Im Rahmen dieses Treffens wurde ein Ausblick gegeben, wo sich das Kolleg und das neue Forschungscluster an der DUK hin entwickeln könnte. Besonders spannend dabei, ist die Überlegung, hochrangige Professoren als Berater zu konsultieren, um an der Gestaltung des Kollegs zu beteiligen (Namen sind noch nicht alle offiziell, werden aber sicher zeitnah auf den Seiten des Cluster, auf dem Blog Gedankensplitter von PB oder auf der DUK Seite veröffentlich).

Begeistert hat mich auch die offene Herangehensweise und die Vielfältigkeit der Mitglieder. In dem Cluster treffen sich Kulturwissenschaftler, Informatiker, Pädagogen, Soziologen, Theaterwissenschaftler  und viele Professionen mehr. Da ich nach wie vor zum Thema LERNKULTUR promovieren möchte, scheint es genau der richtige Ort (und auch die richtige Zeit) für mich um durchzustarten.

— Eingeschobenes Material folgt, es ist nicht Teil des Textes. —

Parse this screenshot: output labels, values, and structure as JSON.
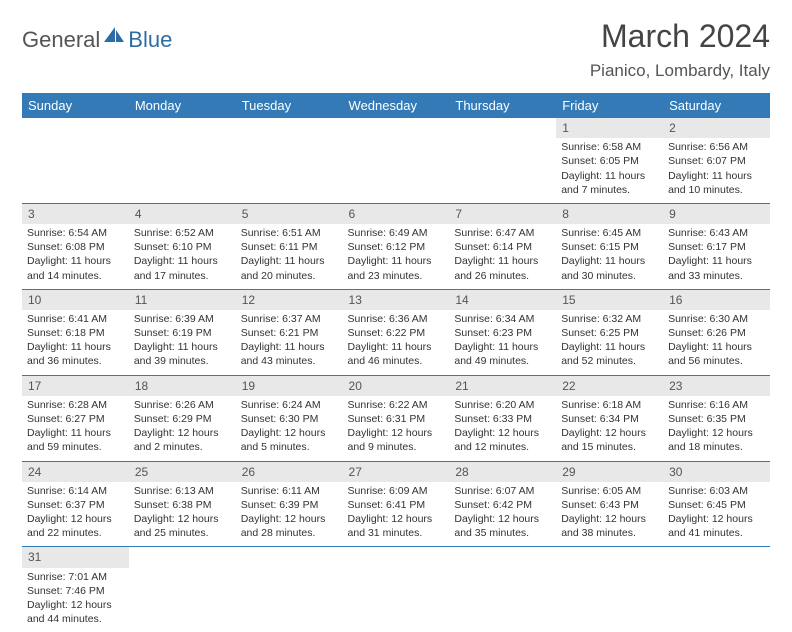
{
  "logo": {
    "part1": "General",
    "part2": "Blue",
    "icon_fill": "#2e6da4"
  },
  "title": "March 2024",
  "location": "Pianico, Lombardy, Italy",
  "colors": {
    "header_bg": "#337ab7",
    "header_text": "#ffffff",
    "daynum_bg": "#e8e8e8",
    "body_text": "#333333",
    "rule": "#337ab7"
  },
  "day_headers": [
    "Sunday",
    "Monday",
    "Tuesday",
    "Wednesday",
    "Thursday",
    "Friday",
    "Saturday"
  ],
  "weeks": [
    [
      null,
      null,
      null,
      null,
      null,
      {
        "n": "1",
        "sr": "6:58 AM",
        "ss": "6:05 PM",
        "dl": "11 hours and 7 minutes."
      },
      {
        "n": "2",
        "sr": "6:56 AM",
        "ss": "6:07 PM",
        "dl": "11 hours and 10 minutes."
      }
    ],
    [
      {
        "n": "3",
        "sr": "6:54 AM",
        "ss": "6:08 PM",
        "dl": "11 hours and 14 minutes."
      },
      {
        "n": "4",
        "sr": "6:52 AM",
        "ss": "6:10 PM",
        "dl": "11 hours and 17 minutes."
      },
      {
        "n": "5",
        "sr": "6:51 AM",
        "ss": "6:11 PM",
        "dl": "11 hours and 20 minutes."
      },
      {
        "n": "6",
        "sr": "6:49 AM",
        "ss": "6:12 PM",
        "dl": "11 hours and 23 minutes."
      },
      {
        "n": "7",
        "sr": "6:47 AM",
        "ss": "6:14 PM",
        "dl": "11 hours and 26 minutes."
      },
      {
        "n": "8",
        "sr": "6:45 AM",
        "ss": "6:15 PM",
        "dl": "11 hours and 30 minutes."
      },
      {
        "n": "9",
        "sr": "6:43 AM",
        "ss": "6:17 PM",
        "dl": "11 hours and 33 minutes."
      }
    ],
    [
      {
        "n": "10",
        "sr": "6:41 AM",
        "ss": "6:18 PM",
        "dl": "11 hours and 36 minutes."
      },
      {
        "n": "11",
        "sr": "6:39 AM",
        "ss": "6:19 PM",
        "dl": "11 hours and 39 minutes."
      },
      {
        "n": "12",
        "sr": "6:37 AM",
        "ss": "6:21 PM",
        "dl": "11 hours and 43 minutes."
      },
      {
        "n": "13",
        "sr": "6:36 AM",
        "ss": "6:22 PM",
        "dl": "11 hours and 46 minutes."
      },
      {
        "n": "14",
        "sr": "6:34 AM",
        "ss": "6:23 PM",
        "dl": "11 hours and 49 minutes."
      },
      {
        "n": "15",
        "sr": "6:32 AM",
        "ss": "6:25 PM",
        "dl": "11 hours and 52 minutes."
      },
      {
        "n": "16",
        "sr": "6:30 AM",
        "ss": "6:26 PM",
        "dl": "11 hours and 56 minutes."
      }
    ],
    [
      {
        "n": "17",
        "sr": "6:28 AM",
        "ss": "6:27 PM",
        "dl": "11 hours and 59 minutes."
      },
      {
        "n": "18",
        "sr": "6:26 AM",
        "ss": "6:29 PM",
        "dl": "12 hours and 2 minutes."
      },
      {
        "n": "19",
        "sr": "6:24 AM",
        "ss": "6:30 PM",
        "dl": "12 hours and 5 minutes."
      },
      {
        "n": "20",
        "sr": "6:22 AM",
        "ss": "6:31 PM",
        "dl": "12 hours and 9 minutes."
      },
      {
        "n": "21",
        "sr": "6:20 AM",
        "ss": "6:33 PM",
        "dl": "12 hours and 12 minutes."
      },
      {
        "n": "22",
        "sr": "6:18 AM",
        "ss": "6:34 PM",
        "dl": "12 hours and 15 minutes."
      },
      {
        "n": "23",
        "sr": "6:16 AM",
        "ss": "6:35 PM",
        "dl": "12 hours and 18 minutes."
      }
    ],
    [
      {
        "n": "24",
        "sr": "6:14 AM",
        "ss": "6:37 PM",
        "dl": "12 hours and 22 minutes."
      },
      {
        "n": "25",
        "sr": "6:13 AM",
        "ss": "6:38 PM",
        "dl": "12 hours and 25 minutes."
      },
      {
        "n": "26",
        "sr": "6:11 AM",
        "ss": "6:39 PM",
        "dl": "12 hours and 28 minutes."
      },
      {
        "n": "27",
        "sr": "6:09 AM",
        "ss": "6:41 PM",
        "dl": "12 hours and 31 minutes."
      },
      {
        "n": "28",
        "sr": "6:07 AM",
        "ss": "6:42 PM",
        "dl": "12 hours and 35 minutes."
      },
      {
        "n": "29",
        "sr": "6:05 AM",
        "ss": "6:43 PM",
        "dl": "12 hours and 38 minutes."
      },
      {
        "n": "30",
        "sr": "6:03 AM",
        "ss": "6:45 PM",
        "dl": "12 hours and 41 minutes."
      }
    ],
    [
      {
        "n": "31",
        "sr": "7:01 AM",
        "ss": "7:46 PM",
        "dl": "12 hours and 44 minutes."
      },
      null,
      null,
      null,
      null,
      null,
      null
    ]
  ],
  "labels": {
    "sunrise": "Sunrise: ",
    "sunset": "Sunset: ",
    "daylight": "Daylight: "
  }
}
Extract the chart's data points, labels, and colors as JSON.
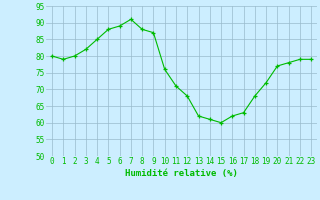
{
  "x": [
    0,
    1,
    2,
    3,
    4,
    5,
    6,
    7,
    8,
    9,
    10,
    11,
    12,
    13,
    14,
    15,
    16,
    17,
    18,
    19,
    20,
    21,
    22,
    23
  ],
  "y": [
    80,
    79,
    80,
    82,
    85,
    88,
    89,
    91,
    88,
    87,
    76,
    71,
    68,
    62,
    61,
    60,
    62,
    63,
    68,
    72,
    77,
    78,
    79,
    79
  ],
  "line_color": "#00bb00",
  "bg_color": "#cceeff",
  "grid_color": "#99bbcc",
  "xlabel": "Humidité relative (%)",
  "xlabel_color": "#00bb00",
  "ylim": [
    50,
    95
  ],
  "yticks": [
    50,
    55,
    60,
    65,
    70,
    75,
    80,
    85,
    90,
    95
  ],
  "xticks": [
    0,
    1,
    2,
    3,
    4,
    5,
    6,
    7,
    8,
    9,
    10,
    11,
    12,
    13,
    14,
    15,
    16,
    17,
    18,
    19,
    20,
    21,
    22,
    23
  ],
  "tick_fontsize": 5.5,
  "xlabel_fontsize": 6.5
}
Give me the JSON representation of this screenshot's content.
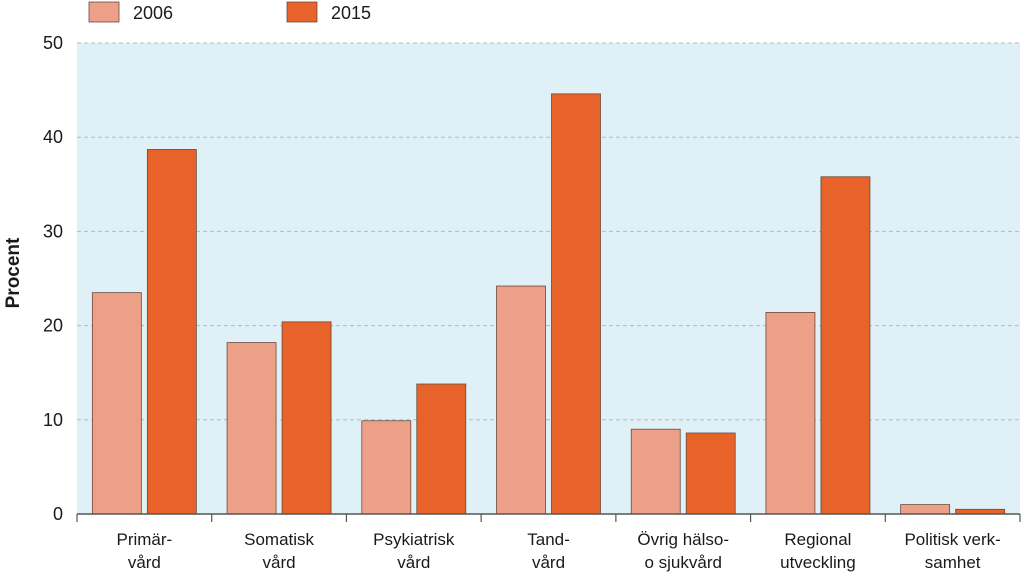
{
  "chart_data": {
    "type": "bar",
    "categories": [
      [
        "Primär-",
        "vård"
      ],
      [
        "Somatisk",
        "vård"
      ],
      [
        "Psykiatrisk",
        "vård"
      ],
      [
        "Tand-",
        "vård"
      ],
      [
        "Övrig hälso-",
        "o sjukvård"
      ],
      [
        "Regional",
        "utveckling"
      ],
      [
        "Politisk verk-",
        "samhet"
      ]
    ],
    "series": [
      {
        "name": "2006",
        "values": [
          23.5,
          18.2,
          9.9,
          24.2,
          9.0,
          21.4,
          1.0
        ],
        "color": "#eda088"
      },
      {
        "name": "2015",
        "values": [
          38.7,
          20.4,
          13.8,
          44.6,
          8.6,
          35.8,
          0.5
        ],
        "color": "#e8632a"
      }
    ],
    "ylabel": "Procent",
    "xlabel": "",
    "title": "",
    "ylim": [
      0,
      50
    ],
    "yticks": [
      0,
      10,
      20,
      30,
      40,
      50
    ],
    "grid": true,
    "legend_position": "top-left",
    "plot_background": "#dff0f7",
    "grid_color": "#a9bfc8"
  }
}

Denn Kultur kann man nie nur aus einer Disziplin denken, insbesondere nicht wenn man Bernds (Bernd Schmid) Anregungen ernst nimmt und versucht in verschiedenen Perspektiven zu denken.

Um es kurz zu machen, ich freue mich sehr auf die Arbeit im Kolleg, im Cluster und auf den Austausch und das Zusammensein mit “der Community”.